Les différences linguistiques m’ont aussi quelques peu surpris. Saviez-vous par exemple que des expressions aussi communes que bon matin ou à tantôt ne sont pas utilisés en France. Le serveur de la sandwicherie où je vais les midis à même dû retenir un fou rire lorsque je lui ai demandé une pointe de tarte. Je me fais d’ailleurs maintenant appeler Monsieur Canada au resto…
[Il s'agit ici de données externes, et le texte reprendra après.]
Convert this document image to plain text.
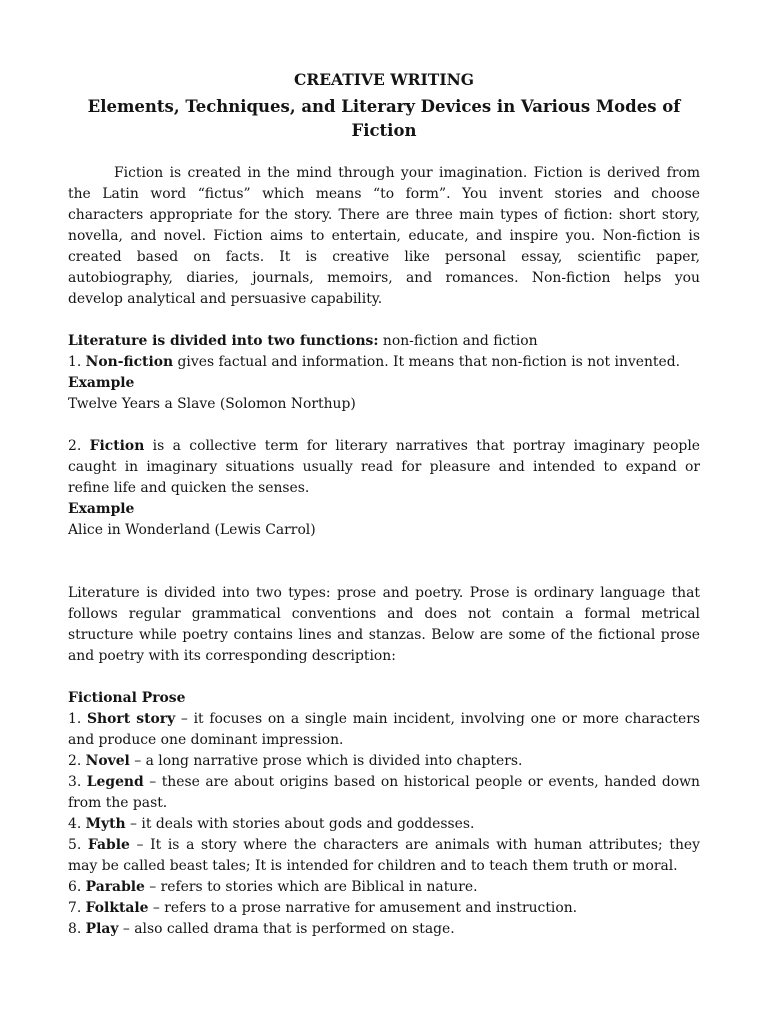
CREATIVE WRITING
Elements, Techniques, and Literary Devices in Various Modes of
Fiction
Fiction is created in the mind through your imagination. Fiction is derived from
the Latin word “fictus” which means “to form”. You invent stories and choose
characters appropriate for the story. There are three main types of fiction: short story,
novella, and novel. Fiction aims to entertain, educate, and inspire you. Non-fiction is
created based on facts. It is creative like personal essay, scientific paper,
autobiography, diaries, journals, memoirs, and romances. Non-fiction helps you
develop analytical and persuasive capability.
Literature is divided into two functions: non-fiction and fiction
1. Non-fiction gives factual and information. It means that non-fiction is not invented.
Example
Twelve Years a Slave (Solomon Northup)
2. Fiction is a collective term for literary narratives that portray imaginary people
caught in imaginary situations usually read for pleasure and intended to expand or
refine life and quicken the senses.
Example
Alice in Wonderland (Lewis Carrol)
Literature is divided into two types: prose and poetry. Prose is ordinary language that
follows regular grammatical conventions and does not contain a formal metrical
structure while poetry contains lines and stanzas. Below are some of the fictional prose
and poetry with its corresponding description:
Fictional Prose
1. Short story – it focuses on a single main incident, involving one or more characters
and produce one dominant impression.
2. Novel – a long narrative prose which is divided into chapters.
3. Legend – these are about origins based on historical people or events, handed down
from the past.
4. Myth – it deals with stories about gods and goddesses.
5. Fable – It is a story where the characters are animals with human attributes; they
may be called beast tales; It is intended for children and to teach them truth or moral.
6. Parable – refers to stories which are Biblical in nature.
7. Folktale – refers to a prose narrative for amusement and instruction.
8. Play – also called drama that is performed on stage.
Tiens parlant de Canada, tous les Français ne semblent pas bien saisir l’ambiguïté de l’usage des mots Québec et Canada qui ont pour nous une teneur très politique. Je ne m’étendrai pas sur le concept de nation ici puisque j’ai écho que le débat fait déjà rage au Québec. Reste que j’ai été bien surpris cet été de voir partout dans les journaux le film Crazy présenté comme une production canadienne. Ou encore Pierre Lapointe (qui était en spectacle à Paris) de se faire étiqueter «Chanteur canadien». Bien qu’on ne soit pas tous d’accord sur la question nationale, le Québec au sens de nation culturel me semble aller de soit. Un film québécois et un film canadien, ce sont deux choses différentes non?

Champs Élysés

Paris vibre maintenant au temps de Noël et les Champs-Élysées sont éclairés de milles feux. C’est de toute beauté de se promener la nuit sur cette grande allée avec l’impression d’être en plein jour tellement c’est lumineux. Et cet après-midi je suis allé faire mon «shopping» (désolé, le terme magasinage n’est pas très en vogue ici…) aux Galeries Lafayette. Vous auriez dû voir l’arbre de Noël géant au centre de la place. Je retournerai sur mon heure du midi pour vous en prendre quelques photos cette semaine.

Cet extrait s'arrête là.